EnLink Midstream LLC: After Surging 40%, This Energy Stock Still Yields 9.7%
Here’s a High-Yield Stock for Investors to Think About
EnLink Midstream LLC (NYSE:ENLC) was one of my favorite high-yield recovery plays in the energy sector. Back in October 2020, when ENLC stock was in the doldrums, I told Income Investors readers why “the best could be yet to come” for this beaten-down energy stock.
There was a very obvious reason why I liked this midstream energy play. At the time, EnLink Midstream LLC stock had a quarterly cash distribution rate of $0.09375 per unit and a unit price of $2.76, giving it a staggering annual yield of 13.6%.
Since that article was published, ENLC stock has surged by 40%, and the company continues to dish out oversized cash distributions.

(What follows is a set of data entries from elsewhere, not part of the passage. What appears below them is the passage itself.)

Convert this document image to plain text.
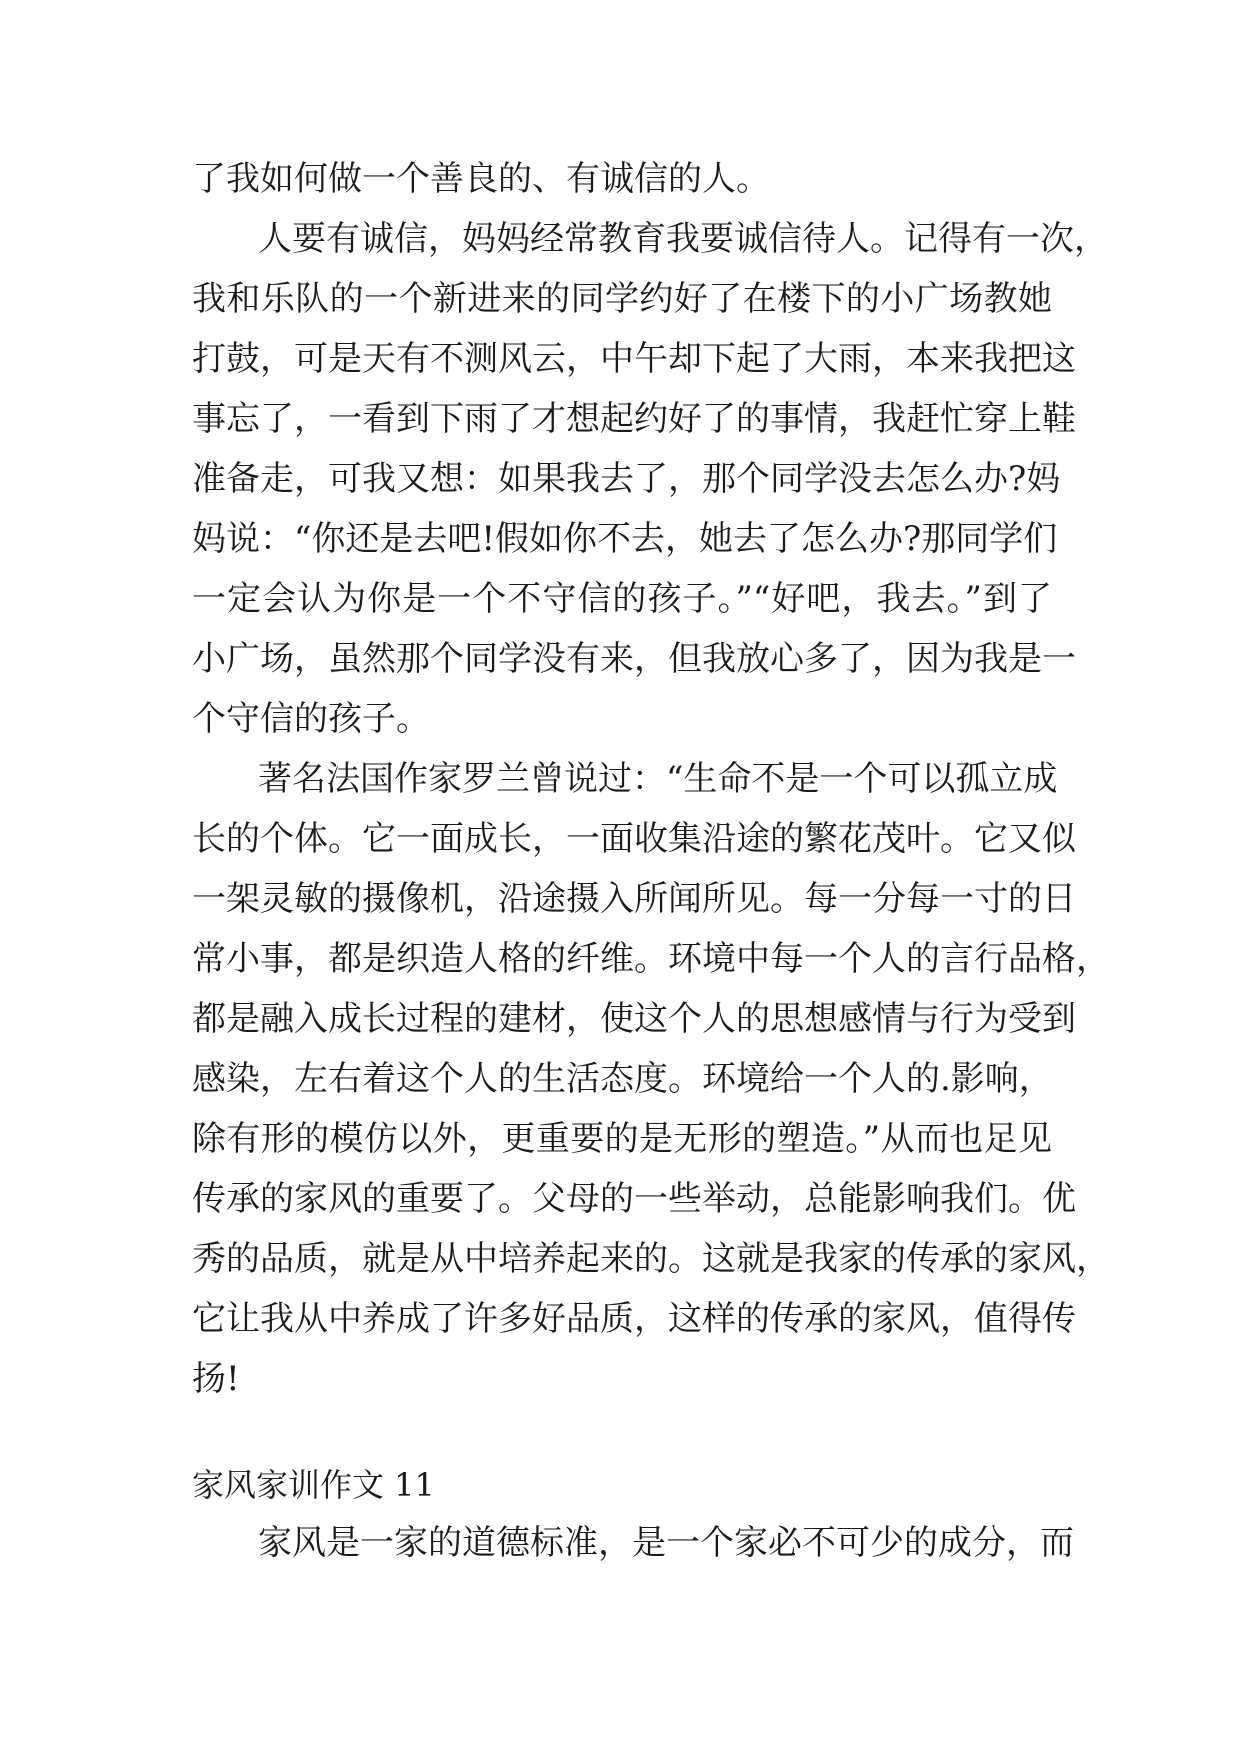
了我如何做一个善良的、有诚信的人。
人要有诚信，妈妈经常教育我要诚信待人。记得有一次，
我和乐队的一个新进来的同学约好了在楼下的小广场教她
打鼓，可是天有不测风云，中午却下起了大雨，本来我把这
事忘了，一看到下雨了才想起约好了的事情，我赶忙穿上鞋
准备走，可我又想：如果我去了，那个同学没去怎么办?妈
妈说：“你还是去吧!假如你不去，她去了怎么办?那同学们
一定会认为你是一个不守信的孩子。”“好吧，我去。”到了
小广场，虽然那个同学没有来，但我放心多了，因为我是一
个守信的孩子。
著名法国作家罗兰曾说过：“生命不是一个可以孤立成
长的个体。它一面成长，一面收集沿途的繁花茂叶。它又似
一架灵敏的摄像机，沿途摄入所闻所见。每一分每一寸的日
常小事，都是织造人格的纤维。环境中每一个人的言行品格，
都是融入成长过程的建材，使这个人的思想感情与行为受到
感染，左右着这个人的生活态度。环境给一个人的.影响，
除有形的模仿以外，更重要的是无形的塑造。”从而也足见
传承的家风的重要了。父母的一些举动，总能影响我们。优
秀的品质，就是从中培养起来的。这就是我家的传承的家风，
它让我从中养成了许多好品质，这样的传承的家风，值得传
扬!
家风家训作文 11
家风是一家的道德标准，是一个家必不可少的成分，而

Of course, at a given level of cash payout, a company’s dividend yield moves inversely to its stock price. Therefore, because EnLink Midstream LLC stock has climbed, its yield is now lower than when I last wrote about it.
However, the opportunity might not be over just yet. Because the midstream operator’s yield was so high to begin with, its stock remains a high yielder even after the rally.
Trading at $3.87 apiece at the time of this writing, ENLC stock offers investors an annual distribution yield of 9.7%.
Those distributions are backed by a large, integrated midstream portfolio that consists of approximately 12,000 miles of pipelines, seven fractionators, and 22 processing facilities. EnLink’s services span the midstream value chain, providing natural gas, crude oil, condensate, and natural gas liquid (NGL) capabilities. The company’s assets are strategically located in major production basins and core demand centers, including the Permian Basin, Oklahoma, North Texas, and the Gulf Coast. (Source: “Third Quarter 2020 Results,” EnLink Midstream LLC, November 4, 2020.)
One of the reasons that made EnLink Midstream LLC stock stand out last year was that the company delivered strong financial results in the second quarter, which was an extremely difficult period for most energy operators.
For that quarter, the company generated $169.1 million in distributable cash flow while declaring $46.4 million in actual cash distributions, allowing it to achieve a distribution coverage ratio of 3.65 times. That also resulted in excess free cash flow (which is defined as distributable cash flow minus common unit distributions and growth capital expenditures) of $72.0 million. (Source: “EnLink Midstream Reports Second Quarter 2020 Results and Updates 2020 Guidance,” EnLink Midstream LLC, August 4, 2020.)
Fast-forward three months and the financials became even stronger.
In the third quarter of 2020, EnLink’s distributable cash flow came in at $177.7 million. Considering that the company declared $46.4 million in cash distributions for the quarter, it had a distribution coverage ratio of 3.83 times. (Source: “EnLink Midstream Reports Third Quarter 2020 Results and Announces $100 Million Common Unit Repurchase Program,” EnLink Midstream LLC, November 4, 2020.)
Moreover, the company has made solid progress toward reducing its costs and enhancing its financial flexibility. EnLink’s capital expenditures in the third quarter were about 80% lower than a year earlier.
And the company recently announced a new three-year, $250.0-million accounts receivable securitization facility. Thanks to this new facility, EnLink’s $1.8-billion revolving credit facility was nearly undrawn by the end of 2020. Furthermore, the company has no senior note maturities until 2024.
Seeing the improving financials, EnLink’s board of directors decided to authorize a $100.0-million common unit repurchase program. While the company continues to prioritize debt reduction, having a unit repurchase program gives it a flexible way to return capital to investors.
At the time of this writing, the company is yet to report its fourth-quarter earnings, but management has been very optimistic about its full-year 2020 results. In particular, the company expects its full-year adjusted earnings before interest, taxes, depreciation, and amortization (EBITDA) to meet or exceed the high end of its previously announced guidance range of $950.0 to $1.03 million.
For those concerned with this high-yield stock’s distribution safety, the following comment by EnLink’s chief financial officer, Pablo Mercado, should be reassuring: “With respect to the free cash flow after distribution, we now expect to exceed the high end of our previously guided range, which was $280 million by 5% to 10%, putting us in the zip code of $300 million. We are generating a free cash flow yield of close to 40% setting us apart in our industry.” (Source: “EnLink Midstream’s (ENLC) CEO Barry Davis on Q3 2020 Results – Earnings Call Transcript,” Seeking Alpha, November 6, 2020.)
Bottom Line on EnLink Midstream LLC
Ultimately, don’t forget that higher returns often come with higher risk. The energy sector faces uncertainty, and the economy still has a long way to go toward making a full recovery from the COVID-19 pandemic. Investing in high-yield energy stocks in these times can be a risky endeavor.
Still, among the high-yield energy names, EnLink Midstream LLC has one of the strongest distribution coverages. With improving financials, ENLC stock could be an opportunity for yield hunters.